1.1 Le CESE propose l'introduction de deux types d'obligations (bonds) de l'Union européenne, qui sont complémentaires mais distincts: 1) les Union Bonds destinés à stabiliser la dette; et 2) les Eurobonds destinés à stimuler la reprise et la croissance. Il recommande aussi d'utiliser une partie du flux net (solde positif) des Eurobonds pour financer un fonds européen de capital-risque, ce qui était l'un des objectifs originels du Fonds européen d'investissement (FEI) .

1.2 L'UE a besoin de regagner la confiance de la population européenne envers la monnaie unique, en lui montrant qu'elle représente un avantage mutuel. À cette fin, il faut mettre en place un programme d'action économique, mais aussi social et culturel, sur le modèle du "New Deal" américain, dont la réussite a encouragé le Président Truman à avaliser le Plan Marshall.

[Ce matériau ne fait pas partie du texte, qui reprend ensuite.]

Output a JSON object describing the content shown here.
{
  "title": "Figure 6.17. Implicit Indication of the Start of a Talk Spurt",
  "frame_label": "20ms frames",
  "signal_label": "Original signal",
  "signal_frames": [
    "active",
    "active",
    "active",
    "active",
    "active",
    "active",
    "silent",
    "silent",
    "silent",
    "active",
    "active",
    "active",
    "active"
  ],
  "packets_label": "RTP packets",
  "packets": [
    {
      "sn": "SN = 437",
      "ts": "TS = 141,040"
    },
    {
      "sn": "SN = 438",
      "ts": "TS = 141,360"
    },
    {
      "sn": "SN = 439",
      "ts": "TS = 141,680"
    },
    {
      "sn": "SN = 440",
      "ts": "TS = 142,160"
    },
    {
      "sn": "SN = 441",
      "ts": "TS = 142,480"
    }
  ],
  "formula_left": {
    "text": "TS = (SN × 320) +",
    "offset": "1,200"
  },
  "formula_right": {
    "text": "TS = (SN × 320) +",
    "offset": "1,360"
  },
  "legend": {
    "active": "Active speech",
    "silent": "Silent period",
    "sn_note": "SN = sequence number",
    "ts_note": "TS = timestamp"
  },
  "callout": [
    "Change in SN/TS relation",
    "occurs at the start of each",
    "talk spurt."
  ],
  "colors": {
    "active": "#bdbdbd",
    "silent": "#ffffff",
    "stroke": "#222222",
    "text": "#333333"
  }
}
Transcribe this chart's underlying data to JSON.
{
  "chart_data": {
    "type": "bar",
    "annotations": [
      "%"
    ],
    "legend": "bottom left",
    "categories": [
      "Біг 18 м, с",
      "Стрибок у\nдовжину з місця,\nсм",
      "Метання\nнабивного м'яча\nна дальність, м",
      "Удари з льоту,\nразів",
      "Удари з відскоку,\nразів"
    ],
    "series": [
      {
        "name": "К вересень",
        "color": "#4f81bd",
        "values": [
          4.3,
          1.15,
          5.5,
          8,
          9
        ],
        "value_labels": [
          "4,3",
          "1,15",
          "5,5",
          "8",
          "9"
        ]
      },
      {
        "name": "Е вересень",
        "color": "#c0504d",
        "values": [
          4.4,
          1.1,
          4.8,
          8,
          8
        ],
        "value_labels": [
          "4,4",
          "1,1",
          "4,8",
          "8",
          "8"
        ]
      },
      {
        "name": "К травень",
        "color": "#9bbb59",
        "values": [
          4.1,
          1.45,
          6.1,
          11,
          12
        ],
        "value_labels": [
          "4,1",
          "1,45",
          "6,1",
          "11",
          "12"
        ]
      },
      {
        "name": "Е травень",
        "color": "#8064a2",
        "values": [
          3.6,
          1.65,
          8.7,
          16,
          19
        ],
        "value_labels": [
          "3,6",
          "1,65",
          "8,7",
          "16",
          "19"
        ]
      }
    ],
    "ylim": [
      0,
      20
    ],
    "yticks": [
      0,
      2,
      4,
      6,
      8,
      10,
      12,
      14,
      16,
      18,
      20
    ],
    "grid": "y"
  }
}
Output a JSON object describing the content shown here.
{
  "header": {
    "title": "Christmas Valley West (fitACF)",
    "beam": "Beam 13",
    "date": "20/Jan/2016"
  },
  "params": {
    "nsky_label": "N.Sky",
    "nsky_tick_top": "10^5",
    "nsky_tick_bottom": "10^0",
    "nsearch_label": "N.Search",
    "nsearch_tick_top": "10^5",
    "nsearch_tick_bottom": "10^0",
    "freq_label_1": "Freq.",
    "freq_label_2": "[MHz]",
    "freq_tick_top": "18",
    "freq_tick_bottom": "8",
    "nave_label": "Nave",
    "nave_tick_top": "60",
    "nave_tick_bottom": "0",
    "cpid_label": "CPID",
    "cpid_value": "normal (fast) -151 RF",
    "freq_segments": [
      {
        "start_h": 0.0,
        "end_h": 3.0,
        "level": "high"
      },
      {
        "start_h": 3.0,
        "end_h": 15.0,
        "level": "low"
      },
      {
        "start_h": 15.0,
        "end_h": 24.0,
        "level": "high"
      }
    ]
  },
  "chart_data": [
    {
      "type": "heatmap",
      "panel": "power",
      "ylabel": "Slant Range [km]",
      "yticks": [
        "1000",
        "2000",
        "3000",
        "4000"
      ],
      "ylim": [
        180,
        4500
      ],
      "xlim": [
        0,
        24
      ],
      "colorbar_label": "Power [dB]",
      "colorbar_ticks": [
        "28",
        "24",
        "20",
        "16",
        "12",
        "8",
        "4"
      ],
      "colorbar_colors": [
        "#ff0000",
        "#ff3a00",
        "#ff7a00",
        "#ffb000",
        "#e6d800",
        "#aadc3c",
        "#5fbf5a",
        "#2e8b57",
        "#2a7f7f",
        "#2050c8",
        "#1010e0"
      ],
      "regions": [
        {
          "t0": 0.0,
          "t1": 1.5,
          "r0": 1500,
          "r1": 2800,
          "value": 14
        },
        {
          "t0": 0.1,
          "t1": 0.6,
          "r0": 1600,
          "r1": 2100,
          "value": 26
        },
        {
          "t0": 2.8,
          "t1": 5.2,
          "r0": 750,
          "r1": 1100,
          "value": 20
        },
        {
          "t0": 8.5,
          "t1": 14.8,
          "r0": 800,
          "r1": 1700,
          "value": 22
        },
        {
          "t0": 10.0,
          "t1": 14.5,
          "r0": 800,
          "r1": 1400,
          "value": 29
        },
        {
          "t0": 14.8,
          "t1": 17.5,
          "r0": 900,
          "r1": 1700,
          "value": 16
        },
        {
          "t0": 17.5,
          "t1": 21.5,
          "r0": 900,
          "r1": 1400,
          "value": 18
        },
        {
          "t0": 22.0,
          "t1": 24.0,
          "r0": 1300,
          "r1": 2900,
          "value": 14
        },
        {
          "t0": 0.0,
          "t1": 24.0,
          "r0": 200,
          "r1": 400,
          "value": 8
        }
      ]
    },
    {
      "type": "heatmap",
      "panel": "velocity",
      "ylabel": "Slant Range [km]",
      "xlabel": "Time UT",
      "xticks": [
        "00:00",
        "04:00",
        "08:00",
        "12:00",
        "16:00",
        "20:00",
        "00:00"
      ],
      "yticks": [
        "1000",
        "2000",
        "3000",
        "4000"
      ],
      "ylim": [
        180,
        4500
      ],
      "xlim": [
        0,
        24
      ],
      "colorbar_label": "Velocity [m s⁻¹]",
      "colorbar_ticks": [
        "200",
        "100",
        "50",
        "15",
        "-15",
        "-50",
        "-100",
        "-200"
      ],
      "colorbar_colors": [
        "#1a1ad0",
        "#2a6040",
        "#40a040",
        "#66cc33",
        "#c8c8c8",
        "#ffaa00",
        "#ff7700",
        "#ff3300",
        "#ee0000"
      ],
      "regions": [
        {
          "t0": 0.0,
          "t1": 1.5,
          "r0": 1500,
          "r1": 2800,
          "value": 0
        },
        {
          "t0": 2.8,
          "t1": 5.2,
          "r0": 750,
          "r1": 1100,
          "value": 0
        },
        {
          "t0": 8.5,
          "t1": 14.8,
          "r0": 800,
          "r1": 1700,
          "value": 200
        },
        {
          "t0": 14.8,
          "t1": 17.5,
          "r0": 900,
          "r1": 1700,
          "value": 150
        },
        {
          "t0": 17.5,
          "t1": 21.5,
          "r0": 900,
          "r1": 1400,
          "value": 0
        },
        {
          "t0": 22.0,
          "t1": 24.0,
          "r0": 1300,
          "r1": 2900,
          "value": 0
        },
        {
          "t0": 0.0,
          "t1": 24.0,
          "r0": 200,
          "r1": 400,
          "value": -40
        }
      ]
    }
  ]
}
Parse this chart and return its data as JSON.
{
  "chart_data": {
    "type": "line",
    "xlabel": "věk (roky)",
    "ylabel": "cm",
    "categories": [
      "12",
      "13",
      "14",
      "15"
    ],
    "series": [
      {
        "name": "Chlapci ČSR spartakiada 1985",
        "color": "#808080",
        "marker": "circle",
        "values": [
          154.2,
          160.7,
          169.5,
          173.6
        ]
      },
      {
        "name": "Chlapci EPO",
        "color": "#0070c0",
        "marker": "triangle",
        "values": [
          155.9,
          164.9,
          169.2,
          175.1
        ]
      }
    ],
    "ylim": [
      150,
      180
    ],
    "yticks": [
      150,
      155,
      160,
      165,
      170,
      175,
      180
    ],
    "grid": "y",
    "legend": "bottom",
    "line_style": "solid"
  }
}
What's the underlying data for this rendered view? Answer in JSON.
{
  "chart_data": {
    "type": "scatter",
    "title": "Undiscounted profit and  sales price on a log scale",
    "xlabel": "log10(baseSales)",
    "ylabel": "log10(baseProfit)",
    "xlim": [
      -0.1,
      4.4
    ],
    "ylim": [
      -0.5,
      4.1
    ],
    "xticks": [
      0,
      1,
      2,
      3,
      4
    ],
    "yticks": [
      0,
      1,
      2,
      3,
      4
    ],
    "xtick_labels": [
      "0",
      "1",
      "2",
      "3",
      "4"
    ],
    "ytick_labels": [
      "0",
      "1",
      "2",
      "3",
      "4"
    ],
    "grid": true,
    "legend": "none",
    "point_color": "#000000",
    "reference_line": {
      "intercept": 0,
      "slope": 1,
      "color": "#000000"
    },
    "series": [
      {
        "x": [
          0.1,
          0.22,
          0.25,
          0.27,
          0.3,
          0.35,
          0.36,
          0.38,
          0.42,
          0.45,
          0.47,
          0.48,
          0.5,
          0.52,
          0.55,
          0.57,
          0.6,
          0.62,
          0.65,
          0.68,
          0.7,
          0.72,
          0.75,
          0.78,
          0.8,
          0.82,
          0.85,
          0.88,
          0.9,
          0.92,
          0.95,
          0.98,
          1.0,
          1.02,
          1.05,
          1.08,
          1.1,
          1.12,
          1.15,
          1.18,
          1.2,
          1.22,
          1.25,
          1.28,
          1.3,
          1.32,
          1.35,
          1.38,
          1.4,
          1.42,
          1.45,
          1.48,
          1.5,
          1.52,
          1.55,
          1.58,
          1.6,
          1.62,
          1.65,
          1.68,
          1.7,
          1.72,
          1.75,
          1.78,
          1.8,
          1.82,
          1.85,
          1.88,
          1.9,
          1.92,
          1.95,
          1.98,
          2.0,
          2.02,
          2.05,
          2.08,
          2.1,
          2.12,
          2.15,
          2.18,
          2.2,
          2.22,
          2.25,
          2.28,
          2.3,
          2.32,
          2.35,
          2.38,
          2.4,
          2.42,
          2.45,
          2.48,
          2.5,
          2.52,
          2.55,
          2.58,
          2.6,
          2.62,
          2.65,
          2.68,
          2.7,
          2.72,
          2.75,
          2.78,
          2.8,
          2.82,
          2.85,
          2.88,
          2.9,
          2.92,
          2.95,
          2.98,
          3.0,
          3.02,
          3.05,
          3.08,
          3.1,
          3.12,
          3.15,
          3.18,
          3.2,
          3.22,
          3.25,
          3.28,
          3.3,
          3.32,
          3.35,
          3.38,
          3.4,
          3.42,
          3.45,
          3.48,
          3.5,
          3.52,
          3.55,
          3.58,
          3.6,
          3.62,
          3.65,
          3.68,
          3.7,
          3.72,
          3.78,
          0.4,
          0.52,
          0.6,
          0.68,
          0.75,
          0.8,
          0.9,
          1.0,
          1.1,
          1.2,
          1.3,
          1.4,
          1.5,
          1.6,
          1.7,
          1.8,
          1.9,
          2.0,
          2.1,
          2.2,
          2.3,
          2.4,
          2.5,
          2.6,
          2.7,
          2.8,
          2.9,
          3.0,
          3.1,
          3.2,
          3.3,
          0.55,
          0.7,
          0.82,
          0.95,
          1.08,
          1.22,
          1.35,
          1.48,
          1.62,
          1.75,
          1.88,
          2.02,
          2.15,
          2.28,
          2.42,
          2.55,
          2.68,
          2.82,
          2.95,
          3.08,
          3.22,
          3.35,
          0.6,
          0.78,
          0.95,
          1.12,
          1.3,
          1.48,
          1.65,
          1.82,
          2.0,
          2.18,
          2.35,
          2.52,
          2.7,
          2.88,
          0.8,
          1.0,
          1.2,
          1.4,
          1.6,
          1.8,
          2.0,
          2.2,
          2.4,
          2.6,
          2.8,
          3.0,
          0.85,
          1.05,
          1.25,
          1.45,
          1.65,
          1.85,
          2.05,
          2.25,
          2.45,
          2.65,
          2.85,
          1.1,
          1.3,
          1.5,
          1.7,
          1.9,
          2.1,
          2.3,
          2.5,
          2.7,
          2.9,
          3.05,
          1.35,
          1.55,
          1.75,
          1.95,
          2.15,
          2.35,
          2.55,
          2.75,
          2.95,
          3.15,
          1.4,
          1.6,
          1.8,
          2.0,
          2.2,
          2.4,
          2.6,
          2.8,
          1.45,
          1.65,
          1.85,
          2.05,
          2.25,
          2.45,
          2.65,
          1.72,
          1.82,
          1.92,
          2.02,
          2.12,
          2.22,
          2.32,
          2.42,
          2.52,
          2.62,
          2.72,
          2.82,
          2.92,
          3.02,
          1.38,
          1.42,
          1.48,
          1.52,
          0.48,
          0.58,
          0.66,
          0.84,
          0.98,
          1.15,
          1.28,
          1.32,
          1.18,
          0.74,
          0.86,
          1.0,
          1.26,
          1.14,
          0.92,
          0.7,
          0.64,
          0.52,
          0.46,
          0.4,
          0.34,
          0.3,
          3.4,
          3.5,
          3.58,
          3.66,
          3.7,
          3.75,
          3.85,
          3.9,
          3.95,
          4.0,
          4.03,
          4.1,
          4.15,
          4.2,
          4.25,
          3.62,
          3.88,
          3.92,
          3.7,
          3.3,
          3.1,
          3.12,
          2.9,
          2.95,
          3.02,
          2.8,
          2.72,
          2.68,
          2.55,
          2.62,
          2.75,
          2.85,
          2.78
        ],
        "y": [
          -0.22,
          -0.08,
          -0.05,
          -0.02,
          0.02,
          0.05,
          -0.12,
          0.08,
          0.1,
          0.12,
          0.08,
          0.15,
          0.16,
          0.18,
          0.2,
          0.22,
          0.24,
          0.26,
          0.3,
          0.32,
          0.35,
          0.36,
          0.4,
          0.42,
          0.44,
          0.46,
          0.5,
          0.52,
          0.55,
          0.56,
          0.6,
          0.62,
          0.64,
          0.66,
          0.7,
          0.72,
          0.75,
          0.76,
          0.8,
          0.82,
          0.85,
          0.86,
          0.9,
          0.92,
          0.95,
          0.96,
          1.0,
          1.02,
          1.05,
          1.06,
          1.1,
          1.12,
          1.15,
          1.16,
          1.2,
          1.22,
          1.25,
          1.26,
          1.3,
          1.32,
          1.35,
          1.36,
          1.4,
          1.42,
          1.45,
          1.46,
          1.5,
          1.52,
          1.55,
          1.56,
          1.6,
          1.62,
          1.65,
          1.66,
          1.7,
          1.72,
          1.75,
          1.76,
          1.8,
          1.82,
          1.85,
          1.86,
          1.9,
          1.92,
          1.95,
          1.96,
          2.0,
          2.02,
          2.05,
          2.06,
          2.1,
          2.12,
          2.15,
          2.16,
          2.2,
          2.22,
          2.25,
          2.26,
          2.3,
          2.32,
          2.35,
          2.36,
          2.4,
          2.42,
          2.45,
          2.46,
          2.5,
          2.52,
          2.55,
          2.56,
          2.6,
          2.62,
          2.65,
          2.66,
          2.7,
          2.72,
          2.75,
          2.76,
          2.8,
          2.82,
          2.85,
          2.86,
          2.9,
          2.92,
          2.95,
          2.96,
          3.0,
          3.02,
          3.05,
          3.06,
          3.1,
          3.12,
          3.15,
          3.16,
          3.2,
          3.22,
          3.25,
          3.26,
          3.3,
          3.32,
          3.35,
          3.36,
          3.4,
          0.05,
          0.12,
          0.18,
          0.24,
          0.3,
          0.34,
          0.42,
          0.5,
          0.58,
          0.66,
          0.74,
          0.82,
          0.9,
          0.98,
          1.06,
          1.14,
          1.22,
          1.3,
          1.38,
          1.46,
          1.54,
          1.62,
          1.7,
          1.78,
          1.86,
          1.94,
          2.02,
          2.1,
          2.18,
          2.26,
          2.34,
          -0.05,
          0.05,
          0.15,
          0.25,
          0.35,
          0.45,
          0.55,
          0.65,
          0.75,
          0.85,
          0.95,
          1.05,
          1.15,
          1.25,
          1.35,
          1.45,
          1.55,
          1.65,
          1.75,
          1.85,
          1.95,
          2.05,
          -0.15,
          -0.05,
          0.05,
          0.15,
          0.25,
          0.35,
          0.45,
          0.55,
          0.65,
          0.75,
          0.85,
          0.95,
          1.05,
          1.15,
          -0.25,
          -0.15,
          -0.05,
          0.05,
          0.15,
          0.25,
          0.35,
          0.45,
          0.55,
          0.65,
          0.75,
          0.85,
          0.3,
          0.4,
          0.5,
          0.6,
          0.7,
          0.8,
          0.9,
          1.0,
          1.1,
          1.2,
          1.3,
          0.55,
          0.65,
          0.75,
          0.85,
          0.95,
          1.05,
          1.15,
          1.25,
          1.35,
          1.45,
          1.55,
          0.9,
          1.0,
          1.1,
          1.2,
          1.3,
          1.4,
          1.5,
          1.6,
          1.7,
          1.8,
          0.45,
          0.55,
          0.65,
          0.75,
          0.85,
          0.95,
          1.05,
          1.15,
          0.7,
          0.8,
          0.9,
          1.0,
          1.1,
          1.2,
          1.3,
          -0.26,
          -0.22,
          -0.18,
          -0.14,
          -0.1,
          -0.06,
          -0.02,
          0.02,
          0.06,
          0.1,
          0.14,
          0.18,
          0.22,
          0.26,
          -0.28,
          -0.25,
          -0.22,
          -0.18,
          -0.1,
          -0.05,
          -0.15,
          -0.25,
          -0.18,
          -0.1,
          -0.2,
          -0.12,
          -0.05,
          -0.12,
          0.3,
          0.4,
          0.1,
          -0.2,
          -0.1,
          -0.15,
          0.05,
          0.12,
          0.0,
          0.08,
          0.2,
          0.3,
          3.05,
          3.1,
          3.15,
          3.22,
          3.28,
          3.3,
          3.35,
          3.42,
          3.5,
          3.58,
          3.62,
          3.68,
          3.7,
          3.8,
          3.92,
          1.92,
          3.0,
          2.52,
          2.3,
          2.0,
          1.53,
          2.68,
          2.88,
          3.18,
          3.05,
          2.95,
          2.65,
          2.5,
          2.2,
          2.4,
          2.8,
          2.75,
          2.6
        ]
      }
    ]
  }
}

1.3 Il faudrait également accorder une importance politique plus élevée au fait que, si certains États membres sont profondément endettés, l'Union elle-même a une dette quasi nulle. Jusque mai 2010, avec le début des rachats de dettes nationales, elle n'avait aucune dette. Même après ces opérations de rachat de dettes et de sauvetage des banques, la dette de l'Union représente moins d'un dixième du rapport dette/PIB des États-Unis dans les années 1930, quand l'administration Roosevelt commença à transformer l'épargne en investissements au moyen de l'expansion des bons du Trésor américain . Contrairement aux États-Unis, l'UE a l'avantage de "late start" en matière d'obligations.

1.4 Cela peut toutefois se faire sans opérations de rachat de la dette ou de garanties souveraines conjointes ou de transferts budgétaires. À titre d'exemple, lorsqu'elle a financé le New Deal, l'administration Roosevelt n'a pas racheté la dette des États membres de l'Union américaine et ne leur a pas demandé de garantir les bons du Trésor américain ni exigé de transferts budgétaires de leur part.

2. Union bonds destinés à stabiliser la dette nationale

2.1 La dette nationale, convertie en Union bonds jusqu'à hauteur de 60 % du PIB, pourrait être détenue dans un compte de débit consolidé mais non soumis à négociations. Ces titres, puisque non soumis à négociations, seraient protégés contre l'activité spéculative liée aux jugements des agences de notation. Mais les transferts budgétaires ne seraient pas nécessaires pour les mettre en place. Les États membres dont la dette serait ainsi libellée en Union bonds serviraient leur quote-part de la dette convertie en obligations de l'Union. Cette conversion aurait aussi pour effet de réduire la dette de la plupart des États, qui rentreraient ainsi dans les critères de Maastricht. La situation financière de la Grèce continuerait d'être un problème, mais limité et donc gérable.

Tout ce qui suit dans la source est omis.